Her ilçede bir üniversitenin olması dahi başlı başına bir eksiğin, kurban edilişin dışavurumu değil mi?
Geçmişe takılmak değil niyetim lakin bu günlere süre gelen yaranın derinliğini de bilmek gerekiyor!
Sonrasında cereyan eden operasyonlar, siyaseten görevlerde bulunanların makamları boş bırakması, aynı şekilde oluşan alt kadrodaki liyakatsiz planlamalar vesaire…
Bir şekilde zaman su misali akıp gidiyor; 2006’dan bugüne tam 18 koca yıl geçmiş.
O gün doğan bir bebek bugün genç bir birey olmuş, ömür misali…
Geldiğimiz noktada Yozgat Bozok Üniversitesi Rektörü Prof. Dr. Evren Yaşar, görevdeki 1 yılını 1 Ağustos’ta dolduruyor.
Cumhurbaşkanı Recep Tayyip Erdoğan’ın sadece Resmi Gazete’deki imzası ile değil bizatihi görevlendirmesi ile Yozgat Bozok Üniversitesi Rektörü olmuş bir isim Sayın Yaşar.
Bu durum kariyerindeki başarısını ortaya koyarken etkin ve yetkin yönetim anlayışını da ön plana çıkarıyor. Sayın Yaşar’ın makamdan güç alan değil de bilakis güç katan bir yapıya sahip olduğunu 1 yılda gördük. Göreve başlama şekli, başarılı kariyeri ve bir yılda ortaya çıkan tablo umutlarımızla birlikte yarınlara dair beklentilerimizi de artırıyor.

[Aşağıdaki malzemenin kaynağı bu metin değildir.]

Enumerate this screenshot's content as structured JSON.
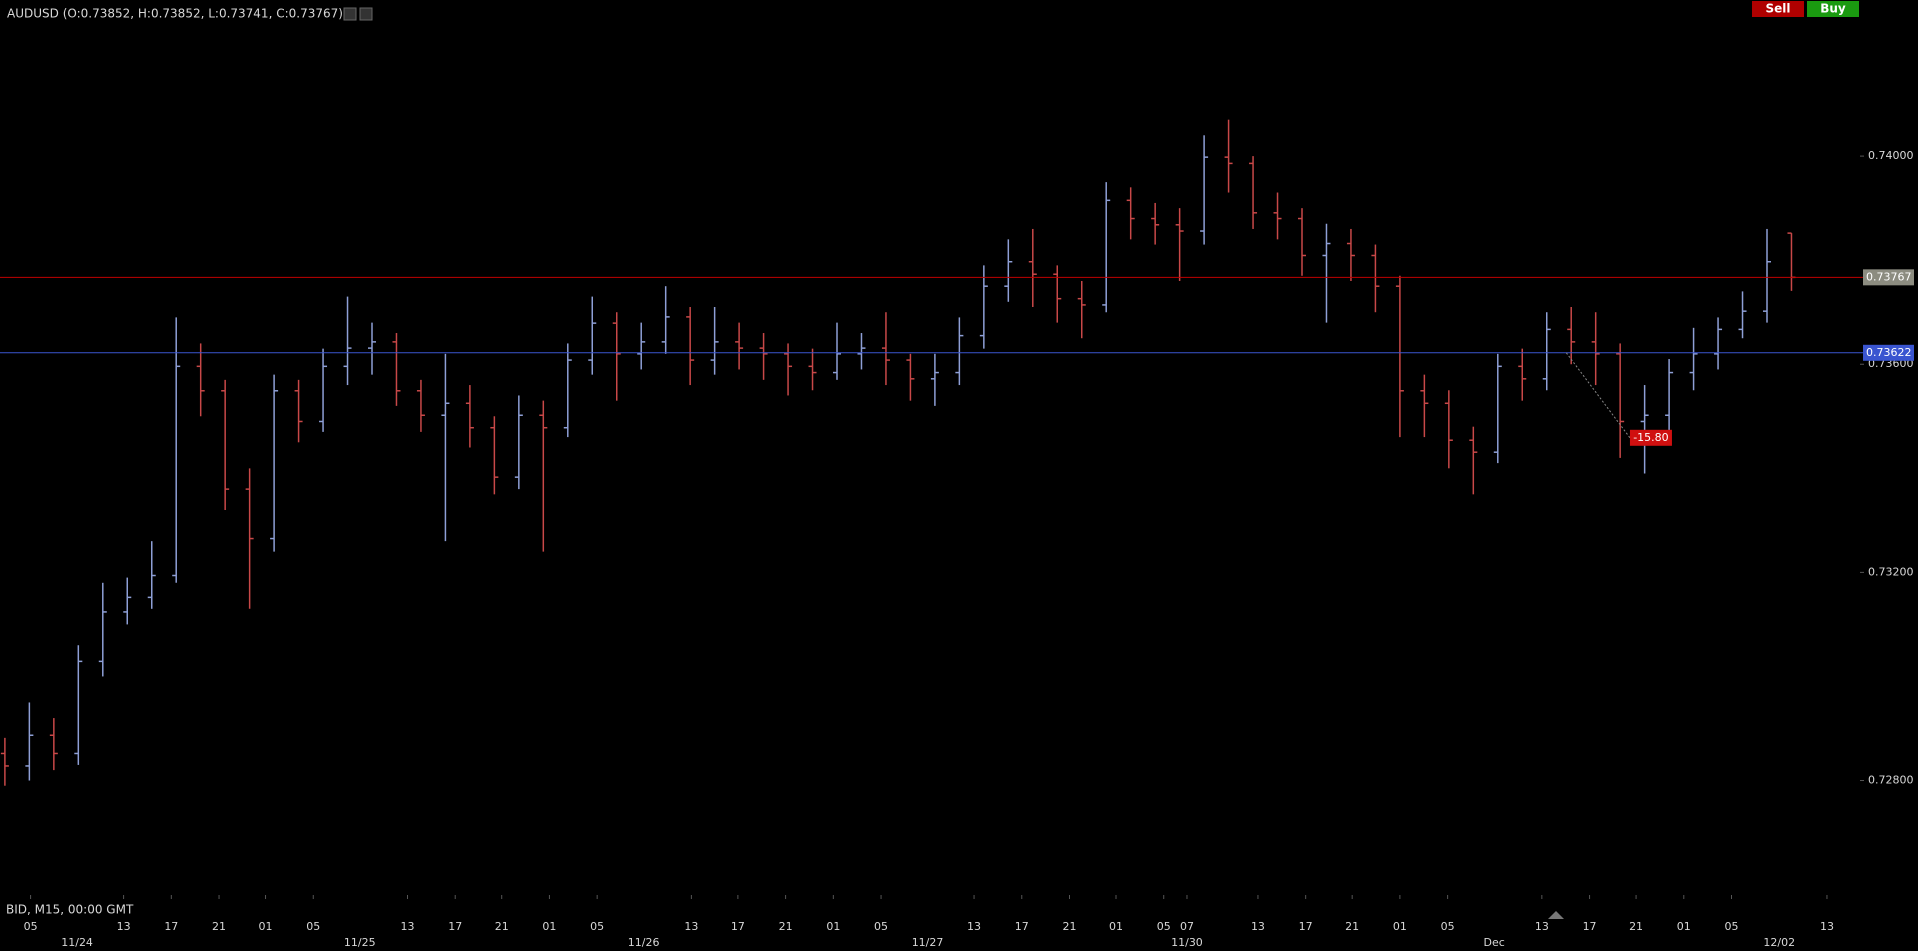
{
  "chart_data": {
    "type": "ohlc",
    "title": "AUDUSD (O:0.73852, H:0.73852, L:0.73741, C:0.73767)",
    "subtitle": "BID, M15, 00:00 GMT",
    "buttons": [
      "Sell",
      "Buy"
    ],
    "up_color": "#8e9fd6",
    "down_color": "#c84848",
    "open": [
      0.72852,
      0.72828,
      0.72887,
      0.72852,
      0.73029,
      0.73124,
      0.73152,
      0.73194,
      0.73596,
      0.73549,
      0.7336,
      0.73265,
      0.73549,
      0.7349,
      0.73596,
      0.73631,
      0.73643,
      0.73549,
      0.73502,
      0.73525,
      0.73478,
      0.73383,
      0.73502,
      0.73478,
      0.73608,
      0.73679,
      0.7362,
      0.73643,
      0.73691,
      0.73608,
      0.73643,
      0.73631,
      0.7362,
      0.73596,
      0.73584,
      0.7362,
      0.73631,
      0.73608,
      0.73572,
      0.73584,
      0.73655,
      0.7375,
      0.73797,
      0.73773,
      0.73726,
      0.73714,
      0.73915,
      0.7388,
      0.73868,
      0.73856,
      0.73998,
      0.73986,
      0.73891,
      0.7388,
      0.73809,
      0.73832,
      0.73809,
      0.7375,
      0.73549,
      0.73525,
      0.73454,
      0.73431,
      0.73596,
      0.73572,
      0.73667,
      0.73643,
      0.7362,
      0.7349,
      0.73502,
      0.73584,
      0.7362,
      0.73667,
      0.73702,
      0.73852
    ],
    "high": [
      0.72882,
      0.7295,
      0.7292,
      0.7306,
      0.7318,
      0.7319,
      0.7326,
      0.7369,
      0.7364,
      0.7357,
      0.734,
      0.7358,
      0.7357,
      0.7363,
      0.7373,
      0.7368,
      0.7366,
      0.7357,
      0.7362,
      0.7356,
      0.735,
      0.7354,
      0.7353,
      0.7364,
      0.7373,
      0.737,
      0.7368,
      0.7375,
      0.7371,
      0.7371,
      0.7368,
      0.7366,
      0.7364,
      0.7363,
      0.7368,
      0.7366,
      0.737,
      0.7362,
      0.7362,
      0.7369,
      0.7379,
      0.7384,
      0.7386,
      0.7379,
      0.7376,
      0.7395,
      0.7394,
      0.7391,
      0.739,
      0.7404,
      0.7407,
      0.74,
      0.7393,
      0.739,
      0.7387,
      0.7386,
      0.7383,
      0.7377,
      0.7358,
      0.7355,
      0.7348,
      0.7362,
      0.7363,
      0.737,
      0.7371,
      0.737,
      0.7364,
      0.7356,
      0.7361,
      0.7367,
      0.7369,
      0.7374,
      0.7386,
      0.73852
    ],
    "low": [
      0.7279,
      0.728,
      0.7282,
      0.7283,
      0.73,
      0.731,
      0.7313,
      0.7318,
      0.735,
      0.7332,
      0.7313,
      0.7324,
      0.7345,
      0.7347,
      0.7356,
      0.7358,
      0.7352,
      0.7347,
      0.7326,
      0.7344,
      0.7335,
      0.7336,
      0.7324,
      0.7346,
      0.7358,
      0.7353,
      0.7359,
      0.7362,
      0.7356,
      0.7358,
      0.7359,
      0.7357,
      0.7354,
      0.7355,
      0.7357,
      0.7359,
      0.7356,
      0.7353,
      0.7352,
      0.7356,
      0.7363,
      0.7372,
      0.7371,
      0.7368,
      0.7365,
      0.737,
      0.7384,
      0.7383,
      0.7376,
      0.7383,
      0.7393,
      0.7386,
      0.7384,
      0.7377,
      0.7368,
      0.7376,
      0.737,
      0.7346,
      0.7346,
      0.734,
      0.7335,
      0.7341,
      0.7353,
      0.7355,
      0.736,
      0.7356,
      0.7342,
      0.7339,
      0.7347,
      0.7355,
      0.7359,
      0.7365,
      0.7368,
      0.73741
    ],
    "close": [
      0.72828,
      0.72887,
      0.72852,
      0.73029,
      0.73124,
      0.73152,
      0.73194,
      0.73596,
      0.73549,
      0.7336,
      0.73265,
      0.73549,
      0.7349,
      0.73596,
      0.73631,
      0.73643,
      0.73549,
      0.73502,
      0.73525,
      0.73478,
      0.73383,
      0.73502,
      0.73478,
      0.73608,
      0.73679,
      0.7362,
      0.73643,
      0.73691,
      0.73608,
      0.73643,
      0.73631,
      0.7362,
      0.73596,
      0.73584,
      0.7362,
      0.73631,
      0.73608,
      0.73572,
      0.73584,
      0.73655,
      0.7375,
      0.73797,
      0.73773,
      0.73726,
      0.73714,
      0.73915,
      0.7388,
      0.73868,
      0.73856,
      0.73998,
      0.73986,
      0.73891,
      0.7388,
      0.73809,
      0.73832,
      0.73809,
      0.7375,
      0.73549,
      0.73525,
      0.73454,
      0.73431,
      0.73596,
      0.73572,
      0.73667,
      0.73643,
      0.7362,
      0.7349,
      0.73502,
      0.73584,
      0.7362,
      0.73667,
      0.73702,
      0.73797,
      0.73767
    ],
    "xlim": [
      -0.2,
      75.8
    ],
    "ylim": [
      0.7258,
      0.743
    ],
    "yticks": [
      {
        "value": 0.728,
        "label": "0.72800"
      },
      {
        "value": 0.732,
        "label": "0.73200"
      },
      {
        "value": 0.736,
        "label": "0.73600"
      },
      {
        "value": 0.74,
        "label": "0.74000"
      }
    ],
    "xticks": [
      {
        "value": 1.05,
        "label": "05"
      },
      {
        "value": 4.85,
        "label": "13"
      },
      {
        "value": 6.8,
        "label": "17"
      },
      {
        "value": 8.75,
        "label": "21"
      },
      {
        "value": 10.65,
        "label": "01"
      },
      {
        "value": 12.6,
        "label": "05"
      },
      {
        "value": 16.45,
        "label": "13"
      },
      {
        "value": 18.4,
        "label": "17"
      },
      {
        "value": 20.3,
        "label": "21"
      },
      {
        "value": 22.25,
        "label": "01"
      },
      {
        "value": 24.2,
        "label": "05"
      },
      {
        "value": 28.05,
        "label": "13"
      },
      {
        "value": 29.95,
        "label": "17"
      },
      {
        "value": 31.9,
        "label": "21"
      },
      {
        "value": 33.85,
        "label": "01"
      },
      {
        "value": 35.8,
        "label": "05"
      },
      {
        "value": 39.6,
        "label": "13"
      },
      {
        "value": 41.55,
        "label": "17"
      },
      {
        "value": 43.5,
        "label": "21"
      },
      {
        "value": 45.4,
        "label": "01"
      },
      {
        "value": 47.35,
        "label": "05"
      },
      {
        "value": 48.3,
        "label": "07"
      },
      {
        "value": 51.2,
        "label": "13"
      },
      {
        "value": 53.15,
        "label": "17"
      },
      {
        "value": 55.05,
        "label": "21"
      },
      {
        "value": 57,
        "label": "01"
      },
      {
        "value": 58.95,
        "label": "05"
      },
      {
        "value": 62.8,
        "label": "13"
      },
      {
        "value": 64.75,
        "label": "17"
      },
      {
        "value": 66.65,
        "label": "21"
      },
      {
        "value": 68.6,
        "label": "01"
      },
      {
        "value": 70.55,
        "label": "05"
      },
      {
        "value": 74.45,
        "label": "13"
      }
    ],
    "date_ticks": [
      {
        "value": 2.95,
        "label": "11/24"
      },
      {
        "value": 14.5,
        "label": "11/25"
      },
      {
        "value": 26.1,
        "label": "11/26"
      },
      {
        "value": 37.7,
        "label": "11/27"
      },
      {
        "value": 48.3,
        "label": "11/30"
      },
      {
        "value": 60.85,
        "label": "Dec"
      },
      {
        "value": 72.5,
        "label": "12/02"
      }
    ],
    "price_line": {
      "value": 0.73767,
      "label": "0.73767",
      "color": "#c00000",
      "tag_color": "#8c8c80"
    },
    "bid_line": {
      "value": 0.73622,
      "label": "0.73622",
      "color": "#3a55d0",
      "tag_color": "#3a55d0"
    },
    "annotation": {
      "text": "-15.80"
    }
  }
}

Kurban Bayramı öncesinde Sayın Yaşar’ı, Gimat ve Çamlık Medya Yönetim Kurulu Başkanı Sayın Zafer Özışık’la ziyaret edip, üniversite hakkında çok kıymetli paylaşımlarda bulunduk.
Sayın Özışık da, üniversitenin kurulmasında canla-başla mücadele den, tuğla tuğla üniversiteyi inşa eden kahramanlardan.
Bu anlamda her üniversite ziyaretimiz daha farklı ve anlamlı geçiyor!
Sayın Rektör’e gösterdiği samimiyetten, şehrimizin üniversitesine sağladığı katkılardan dolayı teşekkür ediyoruz.
Sohbetimize kendisine de ifade ettim, Yozgat çabuk enerji tüketen bir çekim gücüne sahip. Lütfen enerjinizin düşmesine müsaade etmeyin dedim.
Kendisi de her sabah Besmele çeker yeniden şarj olmuş olarak başlarım görevime dedi.
Bize de bu enerjiye sahip çıkmak, yanında olmak, bildiklerimizi paylaşmak, geçmişin derin yaralarının tesirini azaltmak, güç katmak düşer.
Cumhuriyet Mektebini, hem üniversitesi hem de Yozgat adına ‘Bozok Evi’ne dönüştürmesi Sayın Yaşar’ın halkla iç içe olduğu gerçeğini de ortaya koyuyor.
Aslında konuşacaklarımız bir hayli fazla ama başka zamana bırakalım, son minvalde Rektör Prof. Dr. Evren Yaşar ve ekibine başarı dilerken etkin ve yetkin olma adına ortaya koyacakları iradeye sonuna kadar sahip çıkacağımızı yüksek sesle dile getirmek istiyorum.
Ne diyelim niyet hayır akıbet de hayır olsun.